Flat Earth News, by Nick Davies, paints an unpleasant picture of contemporary journalism. It's subtitled An Award-Winning Reporter Exposes Falsehood, Distortion, & Propaganda In The Global Media.
Davies criticises journalists for their reliance on wire stories and press-releases (what he calls 'churnalism'), and for never letting the facts get in the way of a good story. The Daily Mail, a reactionary UK tabloid, is one of the main targets: Davies criticises the racist scaremongering and distortion in the Mail's immigration coverage.
Newspaper sensationalism and distortion is nothing new, of course. Press baron William Randolph Hearst (the model for Charles Foster Kane in Citizen Kane) once reputedly told a photographer: "You furnish the pictures, I'll furnish the war" (a line which was paraphrased in Kane). Famously, in The Man Who Shot Liberty Valance, a fictional newspaper editor explains: "When the legend becomes fact, print the legend".
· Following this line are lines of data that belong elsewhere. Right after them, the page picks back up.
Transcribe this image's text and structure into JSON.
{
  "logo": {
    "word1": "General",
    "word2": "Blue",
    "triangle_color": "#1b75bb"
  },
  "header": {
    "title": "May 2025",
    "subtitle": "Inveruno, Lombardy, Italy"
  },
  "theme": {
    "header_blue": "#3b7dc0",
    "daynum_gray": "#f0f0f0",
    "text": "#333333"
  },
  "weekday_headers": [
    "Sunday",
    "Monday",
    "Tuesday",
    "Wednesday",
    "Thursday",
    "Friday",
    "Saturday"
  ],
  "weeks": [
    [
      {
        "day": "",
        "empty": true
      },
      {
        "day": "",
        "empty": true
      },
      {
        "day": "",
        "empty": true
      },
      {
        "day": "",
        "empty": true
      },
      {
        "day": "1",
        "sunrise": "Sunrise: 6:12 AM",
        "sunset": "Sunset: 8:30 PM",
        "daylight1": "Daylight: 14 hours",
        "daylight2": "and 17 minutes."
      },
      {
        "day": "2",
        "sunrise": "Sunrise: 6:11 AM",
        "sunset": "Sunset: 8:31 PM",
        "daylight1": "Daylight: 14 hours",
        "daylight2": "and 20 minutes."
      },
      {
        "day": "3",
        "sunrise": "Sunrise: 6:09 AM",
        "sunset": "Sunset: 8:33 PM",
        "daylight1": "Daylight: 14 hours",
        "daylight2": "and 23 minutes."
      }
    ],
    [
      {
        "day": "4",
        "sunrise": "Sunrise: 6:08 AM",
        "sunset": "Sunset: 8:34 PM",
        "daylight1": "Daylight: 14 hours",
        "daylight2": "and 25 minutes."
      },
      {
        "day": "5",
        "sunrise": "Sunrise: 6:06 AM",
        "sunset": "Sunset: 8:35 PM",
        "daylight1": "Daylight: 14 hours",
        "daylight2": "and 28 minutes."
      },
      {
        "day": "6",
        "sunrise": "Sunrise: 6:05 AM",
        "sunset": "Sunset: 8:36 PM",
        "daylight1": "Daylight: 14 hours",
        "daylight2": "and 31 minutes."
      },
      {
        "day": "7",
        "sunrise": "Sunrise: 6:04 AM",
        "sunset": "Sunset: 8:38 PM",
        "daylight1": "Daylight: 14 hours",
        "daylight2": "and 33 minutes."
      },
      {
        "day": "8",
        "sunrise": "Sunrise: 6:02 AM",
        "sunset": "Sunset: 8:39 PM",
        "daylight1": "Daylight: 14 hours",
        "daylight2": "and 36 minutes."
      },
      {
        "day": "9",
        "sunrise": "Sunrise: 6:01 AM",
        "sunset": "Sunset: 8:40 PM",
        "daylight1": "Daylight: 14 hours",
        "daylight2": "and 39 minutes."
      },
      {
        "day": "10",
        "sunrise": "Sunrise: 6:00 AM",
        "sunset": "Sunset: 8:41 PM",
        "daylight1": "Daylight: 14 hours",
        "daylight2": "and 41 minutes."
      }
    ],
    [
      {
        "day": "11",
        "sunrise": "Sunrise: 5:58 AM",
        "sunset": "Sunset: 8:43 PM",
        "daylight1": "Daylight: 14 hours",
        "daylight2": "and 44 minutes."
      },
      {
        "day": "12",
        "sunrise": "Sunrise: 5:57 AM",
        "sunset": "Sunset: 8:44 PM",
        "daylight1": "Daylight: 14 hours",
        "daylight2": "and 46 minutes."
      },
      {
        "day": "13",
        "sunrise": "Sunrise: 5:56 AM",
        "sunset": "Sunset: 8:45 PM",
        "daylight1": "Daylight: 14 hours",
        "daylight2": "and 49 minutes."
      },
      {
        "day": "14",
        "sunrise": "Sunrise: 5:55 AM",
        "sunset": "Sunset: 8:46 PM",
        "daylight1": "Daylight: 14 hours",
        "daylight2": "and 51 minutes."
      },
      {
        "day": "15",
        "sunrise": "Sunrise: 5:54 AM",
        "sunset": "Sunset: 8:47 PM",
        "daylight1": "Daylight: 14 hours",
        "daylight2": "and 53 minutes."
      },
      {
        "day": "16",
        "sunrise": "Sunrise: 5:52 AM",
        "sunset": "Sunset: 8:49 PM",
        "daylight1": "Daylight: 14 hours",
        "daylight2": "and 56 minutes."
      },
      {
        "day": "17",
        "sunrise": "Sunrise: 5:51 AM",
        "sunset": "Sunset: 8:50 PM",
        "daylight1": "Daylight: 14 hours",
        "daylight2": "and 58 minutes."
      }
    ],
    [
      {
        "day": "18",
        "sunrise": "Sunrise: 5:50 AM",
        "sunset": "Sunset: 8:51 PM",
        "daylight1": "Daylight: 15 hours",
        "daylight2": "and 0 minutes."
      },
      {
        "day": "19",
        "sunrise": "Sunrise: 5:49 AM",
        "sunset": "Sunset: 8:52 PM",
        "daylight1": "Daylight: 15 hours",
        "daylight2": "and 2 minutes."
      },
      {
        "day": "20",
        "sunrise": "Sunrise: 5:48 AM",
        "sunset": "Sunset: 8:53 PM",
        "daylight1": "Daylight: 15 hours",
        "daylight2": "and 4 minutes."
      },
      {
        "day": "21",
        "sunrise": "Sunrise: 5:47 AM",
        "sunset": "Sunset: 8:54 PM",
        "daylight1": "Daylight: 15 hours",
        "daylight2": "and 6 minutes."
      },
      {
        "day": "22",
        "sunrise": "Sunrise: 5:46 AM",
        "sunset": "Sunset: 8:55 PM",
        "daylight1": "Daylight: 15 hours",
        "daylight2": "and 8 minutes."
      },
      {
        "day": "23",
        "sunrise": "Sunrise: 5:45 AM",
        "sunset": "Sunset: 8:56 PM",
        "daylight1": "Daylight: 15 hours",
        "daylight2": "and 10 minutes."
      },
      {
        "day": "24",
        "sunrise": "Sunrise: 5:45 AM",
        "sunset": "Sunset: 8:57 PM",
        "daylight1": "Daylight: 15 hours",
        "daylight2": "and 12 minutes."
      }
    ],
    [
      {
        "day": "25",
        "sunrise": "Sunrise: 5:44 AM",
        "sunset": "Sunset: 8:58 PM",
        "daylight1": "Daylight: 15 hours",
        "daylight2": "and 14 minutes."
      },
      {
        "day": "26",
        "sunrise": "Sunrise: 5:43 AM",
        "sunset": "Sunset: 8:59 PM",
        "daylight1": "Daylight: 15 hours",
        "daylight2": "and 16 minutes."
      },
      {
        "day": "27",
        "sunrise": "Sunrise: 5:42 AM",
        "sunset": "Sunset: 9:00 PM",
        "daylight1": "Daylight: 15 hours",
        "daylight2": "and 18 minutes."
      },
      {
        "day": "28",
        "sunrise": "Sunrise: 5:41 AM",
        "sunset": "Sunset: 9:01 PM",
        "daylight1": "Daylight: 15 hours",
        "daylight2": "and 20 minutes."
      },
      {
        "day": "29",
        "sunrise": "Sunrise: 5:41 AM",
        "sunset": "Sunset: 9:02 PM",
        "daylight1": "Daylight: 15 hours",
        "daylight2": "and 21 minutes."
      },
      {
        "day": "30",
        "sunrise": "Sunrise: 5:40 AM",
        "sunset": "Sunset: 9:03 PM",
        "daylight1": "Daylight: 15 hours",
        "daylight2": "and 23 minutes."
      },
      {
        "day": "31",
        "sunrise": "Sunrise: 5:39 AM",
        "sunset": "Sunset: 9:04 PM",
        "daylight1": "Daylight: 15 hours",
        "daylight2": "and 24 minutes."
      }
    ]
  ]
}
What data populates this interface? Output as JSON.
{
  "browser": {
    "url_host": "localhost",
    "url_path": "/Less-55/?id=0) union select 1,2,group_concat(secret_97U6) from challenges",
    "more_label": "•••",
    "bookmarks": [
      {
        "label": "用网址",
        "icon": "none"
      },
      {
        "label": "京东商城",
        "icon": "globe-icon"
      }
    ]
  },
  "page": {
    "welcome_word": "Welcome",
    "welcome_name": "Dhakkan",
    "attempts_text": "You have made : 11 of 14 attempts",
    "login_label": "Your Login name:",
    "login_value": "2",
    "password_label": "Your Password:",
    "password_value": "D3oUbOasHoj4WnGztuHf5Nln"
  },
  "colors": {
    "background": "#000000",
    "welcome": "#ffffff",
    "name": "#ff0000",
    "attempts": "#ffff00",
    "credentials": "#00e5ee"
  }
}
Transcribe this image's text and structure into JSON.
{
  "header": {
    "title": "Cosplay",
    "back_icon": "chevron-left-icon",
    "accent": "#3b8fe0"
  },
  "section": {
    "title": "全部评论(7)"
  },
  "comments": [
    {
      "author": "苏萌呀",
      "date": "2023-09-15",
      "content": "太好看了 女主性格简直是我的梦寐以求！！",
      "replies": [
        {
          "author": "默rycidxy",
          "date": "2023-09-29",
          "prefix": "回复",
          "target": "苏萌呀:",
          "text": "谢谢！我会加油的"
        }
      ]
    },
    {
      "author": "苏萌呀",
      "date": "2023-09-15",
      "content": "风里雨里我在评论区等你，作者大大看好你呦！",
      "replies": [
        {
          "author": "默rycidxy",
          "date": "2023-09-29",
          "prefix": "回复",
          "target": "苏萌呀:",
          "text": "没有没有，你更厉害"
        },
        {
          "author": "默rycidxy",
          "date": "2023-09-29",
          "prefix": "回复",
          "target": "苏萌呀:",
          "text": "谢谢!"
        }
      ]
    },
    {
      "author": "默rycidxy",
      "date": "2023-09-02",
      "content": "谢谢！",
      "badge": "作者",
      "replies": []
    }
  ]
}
Davies was initially inspired by the news media's unquestioning acceptance of government spin regarding Iraqi weapons of mass destruction. As a pretext for war, the UK and US governments both claimed that Saddam Hussain possessed WMDs and even nuclear weapons, warning that he could deploy them against the West at any time. The BBC reported that some of these claims were inserted at the request of UK spin doctors, and after the invasion of Iraq, the WMD threat was exposed as a gross exaggeration. (Alastair Campbell wrote about his involvement with this issue in his diary, published last year; Davies claims that Campbell's criticism of the errors in the BBC's coverage was a smokescreen to cover the errors in the government's dossiers.)